E’ stata chiesta anche la conferma dell’assoluzione per l’ex senatore Marcello Dell’Utri, e l’appello bis per una parte delle contestazioni al boss di Cosa nostra Leoluca Bagarella e ad Antonino Cinà. “È a nostro avviso necessario annullare la sentenza con rinvio“. Lo ha dichiarato durante la requisitoria, lo scorso 14 aprile, il pg. Secondo quest’ultimo almeno una parte delle prove a supporto della sentenza d’appello “è desunta indiziariamente“. Questa, inoltre, non dimostrerebbe le accuse “oltre ogni ragionevole dubbio“.
Trattativa Stato-Mafia: le condanne in secondo grado
Con la sentenza di secondo grado, la Corte d’Assise d’appello di Palermo, aveva assolto nel 2021 il generale Mori, Dell’Utri, Subranni e De Donno “perché il fatto non costituisce reato“. Inoltre, era stata ridotta la pena a 27 anni per Bagarella e confermati i 12 anni per Cinà. In primo grado erano stati condannati a 28 anni di carcere Bagarella, a 12 anni Dell’Utri, Mori, Subranni e Cinà. 8 anni, invece, per De Donno. La procura generale ha chiesto “l’annullamento con rinvio della sentenza impugnata, limitatamente alla minaccia nei confronti dei governi Amato e Ciampi“. Secondo quanto spiegato nella requisitoria del 14 aprile, la sentenza sviluppa la trattativa ma non fa una precisa ricostruzione della minaccia. Non spiega nemmeno come sia stata rivolta al governo la minaccia stessa, e lo fa solo in modo “congetturale“.
“All’esigenza di certezza processuale, la sentenza fornisce una risposta non conforme al diritto e difettosa sul piano motivazionale“, ha precisato il pg. Il “percorso logico seguito dalla corte si nutre di alcuni elementi viziati“. Secondo l’accusa “non può non convenirsi con la difesa sul fatto che la sentenza si affidi a una serie elementi carenti dei requisiti di gravità e precisione“.
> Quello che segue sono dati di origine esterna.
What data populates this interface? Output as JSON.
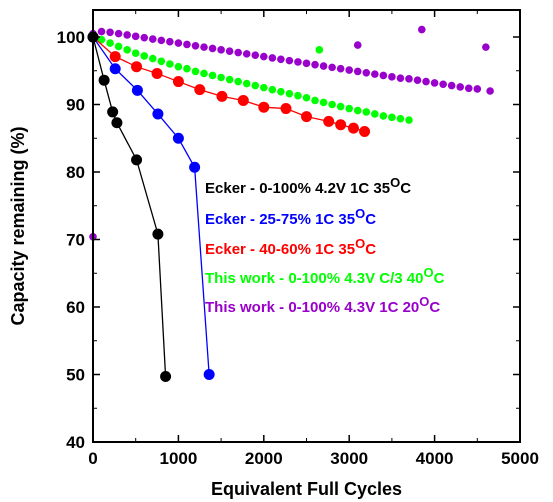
{
  "chart_data": {
    "type": "scatter",
    "xlabel": "Equivalent Full Cycles",
    "ylabel": "Capacity remaining (%)",
    "xlim": [
      0,
      5000
    ],
    "ylim": [
      40,
      104
    ],
    "xticks": [
      "0",
      "1000",
      "2000",
      "3000",
      "4000",
      "5000"
    ],
    "yticks": [
      "40",
      "50",
      "60",
      "70",
      "80",
      "90",
      "100"
    ],
    "grid": false,
    "legend": {
      "placement": "center-right"
    },
    "series": [
      {
        "name": "Ecker - 0-100% 4.2V 1C 35",
        "unit_suffix": "OC",
        "color": "#000000",
        "connected": true,
        "x": [
          0,
          130,
          230,
          280,
          510,
          760,
          850
        ],
        "y": [
          100,
          93.6,
          88.9,
          87.3,
          81.8,
          70.8,
          49.7
        ]
      },
      {
        "name": "Ecker - 25-75% 1C 35",
        "unit_suffix": "OC",
        "color": "#0000ff",
        "connected": true,
        "x": [
          0,
          260,
          520,
          760,
          1000,
          1190,
          1360
        ],
        "y": [
          100,
          95.3,
          92.1,
          88.6,
          85.0,
          80.7,
          50.0
        ]
      },
      {
        "name": "Ecker - 40-60% 1C 35",
        "unit_suffix": "OC",
        "color": "#ff0000",
        "connected": true,
        "x": [
          0,
          260,
          510,
          750,
          1000,
          1250,
          1510,
          1760,
          2000,
          2260,
          2500,
          2760,
          2900,
          3050,
          3180
        ],
        "y": [
          100,
          97.1,
          95.6,
          94.6,
          93.4,
          92.2,
          91.2,
          90.6,
          89.6,
          89.4,
          88.2,
          87.5,
          87.0,
          86.5,
          86.0
        ]
      },
      {
        "name": "This work - 0-100% 4.3V C/3 40",
        "unit_suffix": "OC",
        "color": "#00ff00",
        "connected": false,
        "x": [
          0,
          100,
          200,
          300,
          400,
          500,
          600,
          700,
          800,
          900,
          1000,
          1100,
          1200,
          1300,
          1400,
          1500,
          1600,
          1700,
          1800,
          1900,
          2000,
          2100,
          2200,
          2300,
          2400,
          2500,
          2600,
          2700,
          2800,
          2900,
          3000,
          3100,
          3200,
          3300,
          3400,
          3500,
          3600,
          3700,
          2650
        ],
        "y": [
          100,
          99.6,
          99.1,
          98.6,
          98.1,
          97.6,
          97.2,
          96.8,
          96.4,
          96.0,
          95.6,
          95.3,
          94.9,
          94.6,
          94.3,
          94.0,
          93.7,
          93.4,
          93.1,
          92.8,
          92.5,
          92.2,
          91.9,
          91.6,
          91.3,
          91.0,
          90.6,
          90.3,
          90.0,
          89.7,
          89.4,
          89.1,
          88.9,
          88.6,
          88.3,
          88.1,
          87.9,
          87.7,
          98.1
        ]
      },
      {
        "name": "This work - 0-100% 4.3V 1C 20",
        "unit_suffix": "OC",
        "color": "#9900cc",
        "connected": false,
        "x": [
          0,
          100,
          200,
          300,
          400,
          500,
          600,
          700,
          800,
          900,
          1000,
          1100,
          1200,
          1300,
          1400,
          1500,
          1600,
          1700,
          1800,
          1900,
          2000,
          2100,
          2200,
          2300,
          2400,
          2500,
          2600,
          2700,
          2800,
          2900,
          3000,
          3100,
          3200,
          3300,
          3400,
          3500,
          3600,
          3700,
          3800,
          3900,
          4000,
          4100,
          4200,
          4300,
          4400,
          4500,
          4650,
          0,
          3100,
          3850,
          4600
        ],
        "y": [
          100.5,
          100.8,
          100.7,
          100.5,
          100.3,
          100.1,
          99.9,
          99.7,
          99.5,
          99.3,
          99.1,
          98.9,
          98.7,
          98.5,
          98.3,
          98.1,
          97.9,
          97.7,
          97.5,
          97.3,
          97.1,
          96.9,
          96.7,
          96.5,
          96.3,
          96.1,
          95.9,
          95.7,
          95.5,
          95.3,
          95.1,
          94.9,
          94.7,
          94.5,
          94.3,
          94.1,
          93.9,
          93.8,
          93.6,
          93.4,
          93.2,
          93.0,
          92.8,
          92.6,
          92.4,
          92.3,
          92.0,
          70.4,
          98.8,
          101.1,
          98.5
        ]
      }
    ]
  }
}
“Scartata in partenza l’ipotesi di una collusione dei carabinieri con ambienti della criminalità mafiosa e confutata l’ipotesi che essi abbiano agito per preservare l’incolumità di questo o quell’esponente politico, deve ribadirsi che, nel prodigarsi per aprire un canale di comunicazione con Cosa Nostra che creasse le premesse per avviare un possibile dialogo finalizzato alla cessazione delle stragi, e nel sollecitare tale dialogo, furono mossi, piuttosto, da fini solidaristici e di tutela di un interesse generale e fondamentale dello Stato“. Lo si legge tra le motivazioni dei giudici della Corte d’Assise d’Appello.